Le ministère de l’Intérieur avait déployé un dispositif policier massif à grand renfort de barrières métalliques et d’unités antiémeutes, pour contrôler cette manifestation.
Les opposants du président Saïed, qui ont organisé plusieurs manifestations ces derniers mois pour dénoncer sa politique, qualifient de « coup d’État » son accaparement de tous les pouvoirs depuis le 25 juillet. Après des mois de blocage politique, le dirigeant, élu fin 2019, s’est arrogé à cette date les pleins pouvoirs, en limogeant le Premier ministre et en suspendant le Parlement dominé par le parti d’inspiration islamiste Ennahdha, sa bête noire.
Malgré la désignation d’un gouvernement à l’automne dernier, le président dirige le pays à travers des décrets-lois et a prolongé pendant des mois la suspension du Parlement, qu’il a fini par dissoudre le 30 mars. En février, il a aussi aboli le Conseil supérieur de la magistrature (CSM), qu’il a remplacé par une instance provisoire, dont il a choisi les membres, une mesure qualifiée de nouvelle dérive autoritaire par ses détracteurs et qui a suscité des inquiétudes pour l’indépendance de la justice.

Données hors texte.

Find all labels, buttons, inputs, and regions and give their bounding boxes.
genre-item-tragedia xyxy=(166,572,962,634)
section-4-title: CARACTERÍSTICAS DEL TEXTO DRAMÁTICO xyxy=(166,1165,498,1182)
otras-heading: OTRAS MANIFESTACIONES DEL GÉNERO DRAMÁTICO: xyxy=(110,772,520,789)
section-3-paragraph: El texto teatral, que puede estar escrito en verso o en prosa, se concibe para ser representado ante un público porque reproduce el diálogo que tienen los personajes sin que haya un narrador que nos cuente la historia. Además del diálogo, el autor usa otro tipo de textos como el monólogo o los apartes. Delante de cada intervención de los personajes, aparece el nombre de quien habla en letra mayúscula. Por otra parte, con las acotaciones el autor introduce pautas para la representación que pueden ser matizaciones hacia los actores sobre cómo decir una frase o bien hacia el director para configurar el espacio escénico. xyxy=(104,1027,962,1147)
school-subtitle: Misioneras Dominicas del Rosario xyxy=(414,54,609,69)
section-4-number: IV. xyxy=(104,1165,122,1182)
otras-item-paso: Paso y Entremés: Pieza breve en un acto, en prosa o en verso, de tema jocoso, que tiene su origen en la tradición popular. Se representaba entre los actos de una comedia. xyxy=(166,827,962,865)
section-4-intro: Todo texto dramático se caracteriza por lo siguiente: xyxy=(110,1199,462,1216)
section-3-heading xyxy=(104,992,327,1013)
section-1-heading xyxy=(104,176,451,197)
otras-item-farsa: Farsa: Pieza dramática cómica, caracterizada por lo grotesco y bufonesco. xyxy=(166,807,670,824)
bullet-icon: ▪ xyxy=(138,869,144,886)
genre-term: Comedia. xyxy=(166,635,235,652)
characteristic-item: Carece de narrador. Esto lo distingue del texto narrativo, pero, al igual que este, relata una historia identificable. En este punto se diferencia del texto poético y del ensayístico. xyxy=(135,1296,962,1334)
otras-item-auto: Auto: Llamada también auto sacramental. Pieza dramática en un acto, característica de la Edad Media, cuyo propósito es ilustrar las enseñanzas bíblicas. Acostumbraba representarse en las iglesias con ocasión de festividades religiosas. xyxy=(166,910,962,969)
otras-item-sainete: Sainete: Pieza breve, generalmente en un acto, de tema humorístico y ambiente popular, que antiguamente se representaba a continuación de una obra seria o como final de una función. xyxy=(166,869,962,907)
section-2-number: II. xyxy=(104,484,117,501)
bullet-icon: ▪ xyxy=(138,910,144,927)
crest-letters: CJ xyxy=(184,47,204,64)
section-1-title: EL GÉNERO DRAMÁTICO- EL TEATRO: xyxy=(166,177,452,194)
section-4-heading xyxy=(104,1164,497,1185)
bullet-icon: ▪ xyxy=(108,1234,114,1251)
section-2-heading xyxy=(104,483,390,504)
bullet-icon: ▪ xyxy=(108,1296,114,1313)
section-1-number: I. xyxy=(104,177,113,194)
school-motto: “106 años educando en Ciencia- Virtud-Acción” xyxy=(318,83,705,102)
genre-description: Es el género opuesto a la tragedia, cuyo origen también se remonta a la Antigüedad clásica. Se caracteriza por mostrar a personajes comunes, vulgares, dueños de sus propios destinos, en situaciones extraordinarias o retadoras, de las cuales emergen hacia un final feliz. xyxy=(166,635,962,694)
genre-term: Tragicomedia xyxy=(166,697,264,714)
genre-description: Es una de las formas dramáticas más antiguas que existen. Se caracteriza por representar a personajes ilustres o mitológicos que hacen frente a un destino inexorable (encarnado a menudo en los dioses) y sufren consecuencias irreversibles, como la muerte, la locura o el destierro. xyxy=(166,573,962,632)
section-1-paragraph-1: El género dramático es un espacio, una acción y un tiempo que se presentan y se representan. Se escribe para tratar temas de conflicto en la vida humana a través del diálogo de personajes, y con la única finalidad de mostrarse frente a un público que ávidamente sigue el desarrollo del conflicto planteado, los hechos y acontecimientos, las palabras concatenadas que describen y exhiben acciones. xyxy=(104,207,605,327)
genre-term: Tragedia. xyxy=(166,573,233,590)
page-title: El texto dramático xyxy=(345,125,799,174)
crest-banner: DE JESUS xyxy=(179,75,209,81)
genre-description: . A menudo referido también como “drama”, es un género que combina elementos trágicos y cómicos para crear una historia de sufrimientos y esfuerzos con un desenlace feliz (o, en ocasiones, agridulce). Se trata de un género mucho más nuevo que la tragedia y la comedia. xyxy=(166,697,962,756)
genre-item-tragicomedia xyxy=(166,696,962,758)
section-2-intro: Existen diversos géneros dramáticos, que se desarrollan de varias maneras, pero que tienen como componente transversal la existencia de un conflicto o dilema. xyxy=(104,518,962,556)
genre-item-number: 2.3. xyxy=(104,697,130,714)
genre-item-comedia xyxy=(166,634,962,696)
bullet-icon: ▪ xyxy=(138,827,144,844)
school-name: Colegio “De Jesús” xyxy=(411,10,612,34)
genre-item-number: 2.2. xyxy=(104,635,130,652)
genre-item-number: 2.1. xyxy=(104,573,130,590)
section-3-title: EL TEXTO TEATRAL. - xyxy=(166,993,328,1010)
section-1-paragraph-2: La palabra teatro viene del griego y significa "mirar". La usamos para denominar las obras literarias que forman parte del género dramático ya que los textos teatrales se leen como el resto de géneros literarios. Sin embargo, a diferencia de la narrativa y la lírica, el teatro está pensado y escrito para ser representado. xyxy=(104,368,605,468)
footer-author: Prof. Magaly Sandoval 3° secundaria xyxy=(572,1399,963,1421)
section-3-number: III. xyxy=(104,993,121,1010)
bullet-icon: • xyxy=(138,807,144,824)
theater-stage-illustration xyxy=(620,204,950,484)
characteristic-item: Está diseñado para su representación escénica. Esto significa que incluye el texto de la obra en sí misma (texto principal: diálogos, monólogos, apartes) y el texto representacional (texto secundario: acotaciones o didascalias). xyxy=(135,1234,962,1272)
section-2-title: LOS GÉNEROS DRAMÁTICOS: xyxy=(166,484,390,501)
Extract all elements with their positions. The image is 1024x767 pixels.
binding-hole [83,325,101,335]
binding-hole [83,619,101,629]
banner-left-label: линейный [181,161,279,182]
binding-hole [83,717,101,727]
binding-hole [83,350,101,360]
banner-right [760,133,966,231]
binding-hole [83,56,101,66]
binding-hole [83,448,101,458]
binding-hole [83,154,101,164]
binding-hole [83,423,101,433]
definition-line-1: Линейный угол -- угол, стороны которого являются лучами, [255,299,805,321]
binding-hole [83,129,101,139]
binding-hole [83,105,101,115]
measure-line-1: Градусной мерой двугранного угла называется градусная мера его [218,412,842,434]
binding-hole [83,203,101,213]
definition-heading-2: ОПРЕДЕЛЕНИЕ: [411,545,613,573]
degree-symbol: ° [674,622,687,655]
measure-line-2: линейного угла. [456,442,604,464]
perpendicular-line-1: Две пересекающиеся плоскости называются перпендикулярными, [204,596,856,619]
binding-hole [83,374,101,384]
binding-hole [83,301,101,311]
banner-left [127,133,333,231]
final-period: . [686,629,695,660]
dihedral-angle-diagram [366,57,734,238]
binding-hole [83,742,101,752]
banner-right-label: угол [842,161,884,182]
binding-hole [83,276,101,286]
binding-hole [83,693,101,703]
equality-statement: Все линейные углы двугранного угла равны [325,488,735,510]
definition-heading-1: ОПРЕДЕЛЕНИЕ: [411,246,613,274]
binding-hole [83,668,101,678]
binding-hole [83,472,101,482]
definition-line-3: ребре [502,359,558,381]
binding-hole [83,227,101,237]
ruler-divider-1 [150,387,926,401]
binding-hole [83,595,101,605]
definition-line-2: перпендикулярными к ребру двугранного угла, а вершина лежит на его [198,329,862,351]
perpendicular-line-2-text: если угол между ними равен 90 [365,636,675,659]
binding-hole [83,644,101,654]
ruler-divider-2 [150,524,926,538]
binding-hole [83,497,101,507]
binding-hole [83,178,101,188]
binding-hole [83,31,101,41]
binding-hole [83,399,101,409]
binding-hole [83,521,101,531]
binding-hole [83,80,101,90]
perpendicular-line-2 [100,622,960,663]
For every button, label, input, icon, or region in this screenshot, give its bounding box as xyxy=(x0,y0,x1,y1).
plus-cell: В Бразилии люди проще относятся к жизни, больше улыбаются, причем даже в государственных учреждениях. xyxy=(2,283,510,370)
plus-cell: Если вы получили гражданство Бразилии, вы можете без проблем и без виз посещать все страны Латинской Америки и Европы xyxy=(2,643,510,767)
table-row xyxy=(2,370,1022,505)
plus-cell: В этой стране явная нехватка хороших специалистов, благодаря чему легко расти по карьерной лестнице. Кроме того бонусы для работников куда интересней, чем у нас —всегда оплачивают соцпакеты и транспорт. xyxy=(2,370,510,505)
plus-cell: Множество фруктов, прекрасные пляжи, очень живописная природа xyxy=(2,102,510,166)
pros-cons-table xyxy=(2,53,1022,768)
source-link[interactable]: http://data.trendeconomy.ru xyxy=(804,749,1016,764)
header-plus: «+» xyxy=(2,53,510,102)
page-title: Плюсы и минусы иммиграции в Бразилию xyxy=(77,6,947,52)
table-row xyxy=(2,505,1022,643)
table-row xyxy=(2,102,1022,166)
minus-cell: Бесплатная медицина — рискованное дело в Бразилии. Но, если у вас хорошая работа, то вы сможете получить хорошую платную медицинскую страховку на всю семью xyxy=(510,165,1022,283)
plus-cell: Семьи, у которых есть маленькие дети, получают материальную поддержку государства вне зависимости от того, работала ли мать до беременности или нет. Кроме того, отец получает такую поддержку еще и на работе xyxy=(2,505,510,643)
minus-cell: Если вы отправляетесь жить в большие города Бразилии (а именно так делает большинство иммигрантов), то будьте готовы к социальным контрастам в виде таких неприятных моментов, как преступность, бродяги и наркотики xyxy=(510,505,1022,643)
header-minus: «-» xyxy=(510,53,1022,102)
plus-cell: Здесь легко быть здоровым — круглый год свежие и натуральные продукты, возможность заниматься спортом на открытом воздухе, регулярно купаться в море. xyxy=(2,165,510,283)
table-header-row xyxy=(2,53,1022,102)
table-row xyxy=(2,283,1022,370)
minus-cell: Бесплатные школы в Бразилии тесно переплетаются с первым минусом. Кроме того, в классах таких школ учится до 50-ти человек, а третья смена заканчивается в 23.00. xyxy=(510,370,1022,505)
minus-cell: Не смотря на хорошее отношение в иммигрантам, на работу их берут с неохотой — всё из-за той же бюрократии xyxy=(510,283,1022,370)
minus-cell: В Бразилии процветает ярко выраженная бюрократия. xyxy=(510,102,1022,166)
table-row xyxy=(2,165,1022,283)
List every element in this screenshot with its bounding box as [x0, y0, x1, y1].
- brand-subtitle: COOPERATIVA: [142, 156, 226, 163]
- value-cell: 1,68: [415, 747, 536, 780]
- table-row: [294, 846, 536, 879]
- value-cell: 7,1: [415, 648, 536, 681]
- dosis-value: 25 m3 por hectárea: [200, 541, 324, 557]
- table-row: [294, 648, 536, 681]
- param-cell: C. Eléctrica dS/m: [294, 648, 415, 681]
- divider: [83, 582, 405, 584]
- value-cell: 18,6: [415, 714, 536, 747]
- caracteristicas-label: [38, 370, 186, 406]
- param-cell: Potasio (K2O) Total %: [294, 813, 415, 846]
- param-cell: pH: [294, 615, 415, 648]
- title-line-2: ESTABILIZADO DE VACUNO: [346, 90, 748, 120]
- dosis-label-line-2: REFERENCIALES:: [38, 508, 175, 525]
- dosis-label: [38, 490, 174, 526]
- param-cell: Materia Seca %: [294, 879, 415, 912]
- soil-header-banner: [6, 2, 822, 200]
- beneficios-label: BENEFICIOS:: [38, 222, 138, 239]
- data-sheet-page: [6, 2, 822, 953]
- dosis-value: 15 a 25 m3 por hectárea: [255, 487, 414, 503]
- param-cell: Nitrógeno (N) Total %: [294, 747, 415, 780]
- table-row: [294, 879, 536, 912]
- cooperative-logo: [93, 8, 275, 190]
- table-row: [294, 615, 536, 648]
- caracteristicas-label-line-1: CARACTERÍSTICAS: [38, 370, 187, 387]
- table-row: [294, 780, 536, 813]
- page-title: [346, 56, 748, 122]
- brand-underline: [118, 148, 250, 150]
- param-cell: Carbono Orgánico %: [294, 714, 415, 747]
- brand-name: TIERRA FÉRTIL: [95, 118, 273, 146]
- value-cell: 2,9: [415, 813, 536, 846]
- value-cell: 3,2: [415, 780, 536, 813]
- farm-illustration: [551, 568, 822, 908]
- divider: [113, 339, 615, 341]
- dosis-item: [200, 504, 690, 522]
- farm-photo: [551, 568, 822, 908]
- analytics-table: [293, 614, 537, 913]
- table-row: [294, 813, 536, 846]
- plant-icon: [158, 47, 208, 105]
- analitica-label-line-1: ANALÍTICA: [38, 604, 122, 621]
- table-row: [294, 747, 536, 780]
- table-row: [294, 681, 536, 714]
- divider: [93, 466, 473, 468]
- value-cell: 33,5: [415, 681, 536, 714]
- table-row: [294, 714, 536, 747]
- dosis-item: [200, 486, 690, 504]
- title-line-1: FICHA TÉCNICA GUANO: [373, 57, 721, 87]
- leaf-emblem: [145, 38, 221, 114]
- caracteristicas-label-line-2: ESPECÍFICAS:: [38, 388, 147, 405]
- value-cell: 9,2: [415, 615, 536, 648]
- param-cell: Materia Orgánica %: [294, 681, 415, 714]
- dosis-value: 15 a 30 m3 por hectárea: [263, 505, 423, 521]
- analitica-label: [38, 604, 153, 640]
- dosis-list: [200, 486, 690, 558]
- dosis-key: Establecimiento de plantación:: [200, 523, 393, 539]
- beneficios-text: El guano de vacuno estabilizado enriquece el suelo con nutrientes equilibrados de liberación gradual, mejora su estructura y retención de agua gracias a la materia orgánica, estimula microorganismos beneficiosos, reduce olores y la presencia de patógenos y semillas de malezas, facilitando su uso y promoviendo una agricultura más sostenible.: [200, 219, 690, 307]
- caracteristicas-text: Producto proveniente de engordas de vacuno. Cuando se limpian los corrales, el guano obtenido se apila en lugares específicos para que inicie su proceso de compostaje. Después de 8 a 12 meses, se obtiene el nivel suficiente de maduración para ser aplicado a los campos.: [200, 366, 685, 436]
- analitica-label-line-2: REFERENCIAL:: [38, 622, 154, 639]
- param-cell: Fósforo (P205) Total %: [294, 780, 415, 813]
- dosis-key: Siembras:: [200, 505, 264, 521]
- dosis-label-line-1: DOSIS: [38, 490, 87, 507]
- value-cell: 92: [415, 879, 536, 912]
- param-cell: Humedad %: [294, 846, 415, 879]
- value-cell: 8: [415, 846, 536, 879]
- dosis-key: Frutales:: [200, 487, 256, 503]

Une délégation de l’UE attendue
La manifestation de dimanche est intervenue dans un climat de tensions politiques accrues après l’ouverture d’une enquête judiciaire contre des députés ayant bravé la suspension du Parlement juste avant sa dissolution, en organisant une séance plénière en ligne. Cette nouvelle mobilisation intervient également à la veille d’une visite d’une délégation européenne sur place du 11 au 13 avril. L’UE s’est montrée « très préoccupée » par la dissolution du Parlement tunisien et les « poursuites judiciaires entamées contre certains de ses membres », a indiqué une porte-parole du chef de la diplomatie européenne, Josep Borrell, dans un communiqué. « Nous appelons au retour, dans les meilleurs délais, à un fonctionnement normal des institutions et continuerons à suivre attentivement les différentes étapes de mise en œuvre du calendrier politique approuvé en décembre 2021 », a ajouté la porte-parole, Nabila Massrali. « Il est essentiel que le processus de réformes soit fondé sur un dialogue inclusif de tous les acteurs politiques et sociaux. »
« Tout en respectant pleinement la souveraineté du peuple tunisien, nous rappelons également l’importance du respect de l’acquis démocratique, de la séparation des pouvoirs, de l’État de droit et des libertés et droits fondamentaux, y compris les droits civils et politiques, afin de garantir la stabilité et la prospérité du pays », a-t-elle poursuivi.
Outre l’impasse politique, la Tunisie se débat dans une profonde crise socio-économique et est en pourparlers avec le Fonds monétaire international pour obtenir un nouveau prêt. « Nous notons les progrès effectués dans l’élaboration d’un programme de réformes économiques et réitérons notre appui au peuple tunisien dans un contexte de crise sociale et économique d’envergure qui a été aggravée davantage par l’impact de l’agression russe de l’Ukraine », a conclu la porte-parole de la diplomatie européenne.